Howdy everyone. I’ve been thinking about the process of encoding arbitrary high-dimensional data for input to networks such as HTM. For low-dimensional data such as scalars, the traditional hand-crafted encoders probably work pretty well. However, high-dimensional data such as images contain a lot of redundant structure, so encoding them as a concatenation of scalar quantities may be wasteful of computation and memory.

I’ve produced a proof-of-concept encoder architecture that uses the methodology of denoising autoencoders: models that are trained to reconstruct input examples in the presence of noise.

Sparse autoencoder: (image source)

Here I investigate training a denoising autoencoder network to form useful intermediate representations that we can use for encoding sensory input into SDRs. It trains in less than 30 seconds on a GTX 1080 Ti GPU.

Although “vanilla” autoencoders have been shown to learn useful low-dimensional representations, converting these real-valued vectors into binary SDRs may lose important structure.
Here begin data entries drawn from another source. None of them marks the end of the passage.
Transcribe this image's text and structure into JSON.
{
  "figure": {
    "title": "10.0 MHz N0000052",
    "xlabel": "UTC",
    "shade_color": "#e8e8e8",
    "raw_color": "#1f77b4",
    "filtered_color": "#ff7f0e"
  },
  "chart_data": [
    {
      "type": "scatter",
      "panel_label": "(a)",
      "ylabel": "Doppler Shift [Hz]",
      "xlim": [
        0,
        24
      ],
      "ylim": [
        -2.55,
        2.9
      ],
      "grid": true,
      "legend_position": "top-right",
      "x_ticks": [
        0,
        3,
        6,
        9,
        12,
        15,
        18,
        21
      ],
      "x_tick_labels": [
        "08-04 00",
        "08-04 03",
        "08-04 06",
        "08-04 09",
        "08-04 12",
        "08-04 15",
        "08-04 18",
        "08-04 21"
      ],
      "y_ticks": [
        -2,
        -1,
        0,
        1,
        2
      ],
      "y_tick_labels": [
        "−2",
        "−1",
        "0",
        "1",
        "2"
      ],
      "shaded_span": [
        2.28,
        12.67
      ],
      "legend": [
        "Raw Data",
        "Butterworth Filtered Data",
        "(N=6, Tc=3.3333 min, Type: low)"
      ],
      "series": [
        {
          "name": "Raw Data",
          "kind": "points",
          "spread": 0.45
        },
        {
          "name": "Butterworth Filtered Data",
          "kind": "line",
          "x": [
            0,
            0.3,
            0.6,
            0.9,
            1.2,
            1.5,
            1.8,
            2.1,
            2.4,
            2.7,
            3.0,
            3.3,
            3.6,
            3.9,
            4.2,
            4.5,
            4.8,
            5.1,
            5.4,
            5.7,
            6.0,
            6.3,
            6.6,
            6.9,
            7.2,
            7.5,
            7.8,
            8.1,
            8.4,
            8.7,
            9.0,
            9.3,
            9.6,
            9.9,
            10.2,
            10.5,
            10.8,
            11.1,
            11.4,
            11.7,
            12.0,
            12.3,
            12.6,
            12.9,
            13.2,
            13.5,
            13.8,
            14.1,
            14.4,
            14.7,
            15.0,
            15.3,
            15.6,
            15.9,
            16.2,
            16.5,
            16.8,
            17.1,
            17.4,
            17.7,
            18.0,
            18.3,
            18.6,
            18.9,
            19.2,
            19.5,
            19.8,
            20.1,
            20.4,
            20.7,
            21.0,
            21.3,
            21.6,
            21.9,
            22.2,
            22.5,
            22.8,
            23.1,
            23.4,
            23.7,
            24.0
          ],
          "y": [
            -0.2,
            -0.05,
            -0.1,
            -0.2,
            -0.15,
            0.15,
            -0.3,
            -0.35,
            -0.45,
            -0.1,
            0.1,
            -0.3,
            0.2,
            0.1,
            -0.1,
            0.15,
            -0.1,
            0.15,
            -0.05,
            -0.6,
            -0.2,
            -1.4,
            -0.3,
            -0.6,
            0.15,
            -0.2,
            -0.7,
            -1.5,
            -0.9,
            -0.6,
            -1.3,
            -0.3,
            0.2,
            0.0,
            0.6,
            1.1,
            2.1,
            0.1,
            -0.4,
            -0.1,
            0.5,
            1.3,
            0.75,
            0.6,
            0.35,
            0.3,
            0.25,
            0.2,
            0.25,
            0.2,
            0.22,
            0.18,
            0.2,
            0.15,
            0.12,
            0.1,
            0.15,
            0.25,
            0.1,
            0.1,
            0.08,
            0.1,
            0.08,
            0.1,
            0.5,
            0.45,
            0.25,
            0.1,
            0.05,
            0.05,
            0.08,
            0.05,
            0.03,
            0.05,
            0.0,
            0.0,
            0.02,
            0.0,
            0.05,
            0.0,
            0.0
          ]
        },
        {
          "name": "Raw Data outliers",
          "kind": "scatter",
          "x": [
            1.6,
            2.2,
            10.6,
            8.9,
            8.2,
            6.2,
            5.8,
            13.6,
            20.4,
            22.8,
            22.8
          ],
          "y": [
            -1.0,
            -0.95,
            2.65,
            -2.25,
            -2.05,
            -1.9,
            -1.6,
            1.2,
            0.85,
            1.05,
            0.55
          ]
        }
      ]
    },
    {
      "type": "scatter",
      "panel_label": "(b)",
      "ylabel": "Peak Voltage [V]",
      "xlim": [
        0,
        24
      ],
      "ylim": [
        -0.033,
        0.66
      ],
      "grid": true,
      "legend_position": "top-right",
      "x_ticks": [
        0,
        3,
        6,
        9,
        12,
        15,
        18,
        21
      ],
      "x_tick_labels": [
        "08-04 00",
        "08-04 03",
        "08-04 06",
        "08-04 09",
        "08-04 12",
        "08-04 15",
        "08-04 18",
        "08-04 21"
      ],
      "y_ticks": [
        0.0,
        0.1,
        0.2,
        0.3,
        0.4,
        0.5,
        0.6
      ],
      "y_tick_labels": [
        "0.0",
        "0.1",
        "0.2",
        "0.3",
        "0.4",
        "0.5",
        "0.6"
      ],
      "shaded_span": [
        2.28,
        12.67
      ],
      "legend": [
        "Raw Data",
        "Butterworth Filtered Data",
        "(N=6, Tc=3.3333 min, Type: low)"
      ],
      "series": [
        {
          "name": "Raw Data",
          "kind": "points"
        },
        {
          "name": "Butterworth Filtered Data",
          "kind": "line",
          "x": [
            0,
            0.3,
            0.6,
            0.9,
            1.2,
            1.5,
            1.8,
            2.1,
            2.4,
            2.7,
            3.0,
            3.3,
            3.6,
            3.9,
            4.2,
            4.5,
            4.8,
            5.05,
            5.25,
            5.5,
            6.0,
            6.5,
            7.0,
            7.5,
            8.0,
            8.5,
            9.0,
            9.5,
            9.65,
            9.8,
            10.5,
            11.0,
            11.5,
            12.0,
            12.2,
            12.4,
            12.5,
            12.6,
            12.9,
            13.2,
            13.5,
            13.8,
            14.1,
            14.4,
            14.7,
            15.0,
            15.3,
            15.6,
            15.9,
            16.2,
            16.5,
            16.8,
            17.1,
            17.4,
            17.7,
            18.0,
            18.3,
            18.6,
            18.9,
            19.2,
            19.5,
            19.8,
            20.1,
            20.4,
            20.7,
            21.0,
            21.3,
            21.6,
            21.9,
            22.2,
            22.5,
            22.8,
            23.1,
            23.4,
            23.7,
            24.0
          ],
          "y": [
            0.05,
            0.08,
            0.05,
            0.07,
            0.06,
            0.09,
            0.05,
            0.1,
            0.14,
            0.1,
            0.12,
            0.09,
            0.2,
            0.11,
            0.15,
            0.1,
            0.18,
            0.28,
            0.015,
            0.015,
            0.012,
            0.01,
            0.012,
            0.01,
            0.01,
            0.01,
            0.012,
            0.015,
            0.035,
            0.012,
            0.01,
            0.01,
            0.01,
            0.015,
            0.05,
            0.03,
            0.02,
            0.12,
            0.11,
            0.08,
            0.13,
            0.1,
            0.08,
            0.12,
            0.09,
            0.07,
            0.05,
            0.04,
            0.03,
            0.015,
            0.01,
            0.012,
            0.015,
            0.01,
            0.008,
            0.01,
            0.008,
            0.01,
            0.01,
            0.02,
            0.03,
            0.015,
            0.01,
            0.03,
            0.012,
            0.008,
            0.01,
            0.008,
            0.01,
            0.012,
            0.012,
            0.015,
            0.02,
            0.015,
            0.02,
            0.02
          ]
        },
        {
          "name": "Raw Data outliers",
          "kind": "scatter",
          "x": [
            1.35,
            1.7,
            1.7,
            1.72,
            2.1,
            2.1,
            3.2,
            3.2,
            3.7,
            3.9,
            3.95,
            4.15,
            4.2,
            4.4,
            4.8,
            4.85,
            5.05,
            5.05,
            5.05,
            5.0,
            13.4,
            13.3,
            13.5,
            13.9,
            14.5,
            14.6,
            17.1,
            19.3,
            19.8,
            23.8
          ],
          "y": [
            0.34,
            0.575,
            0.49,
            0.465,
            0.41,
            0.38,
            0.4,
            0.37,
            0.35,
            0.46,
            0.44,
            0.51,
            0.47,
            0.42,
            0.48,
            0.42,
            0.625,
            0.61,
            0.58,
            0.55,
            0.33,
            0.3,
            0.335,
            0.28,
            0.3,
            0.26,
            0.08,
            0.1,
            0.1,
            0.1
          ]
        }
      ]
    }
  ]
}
So I’ve introduced two auxiliary losses to the training of the system that encourage the forms of sparsity that we’re interested in, with the intention that the sigmoid activation of the intermediate representation is closer to a usable binary vector:

Per-sample hidden-layer sparsity constraint

layer_sparsity = tf.reduce_sum(hidden, axis=1) / hidden_size
layer_loss     = tf.reduce_mean(tf.squared_difference(layer_sparsity, DESIRED_SPARSITY))

This constraint, based on the sum of the sigmoid units along the hidden layer dimension, encourages representations for individual input examples to approach the desired sparsity.

Per-unit batch sparsity constraint

batch_sparsity = tf.reduce_sum(hidden, axis=0) / batch_size
batch_loss     = tf.reduce_mean(tf.squared_difference(batch_sparsity, DESIRED_SPARSITY))

This constraint, based on the sum of the sigmoid units along the batch dimension, encourages each unit in the hidden layer to be active for a desired fraction of the examples in the training batch.

These two constraints together encourage 1) sparsity of representation, and 2) equal division of representational capacity across the hidden layer.

More details are available in the repository below.

Note that more sophisticated networks (i.e. CNNs) can encode MNIST better than the single hidden layer I’m using here, but the intent is for the network to be general enough to encode any modality of high-dimensional data you’re interested in with some degree of quality. Note also that the network nowhere made use of the class labels on the training data, so it can be trained on batches of unlabelled input data of the form HTM was intended to handle.

Feel free to use if you have any desire for this sort of thing. I’m interested in any ideas the community might have for improving the method, and I’d be glad to consider pull requests if you discover anything cool. I’m also interested in ideas for evaluating the quality of these encodings. I’ve got a couple preliminary (and fairly naive) evaluations on the github page, but these can certainly be improved.

Cheers! Happy hacking.

No influence of learning based on the permanence of proximal connections

This looks really interesting, thanks for sharing!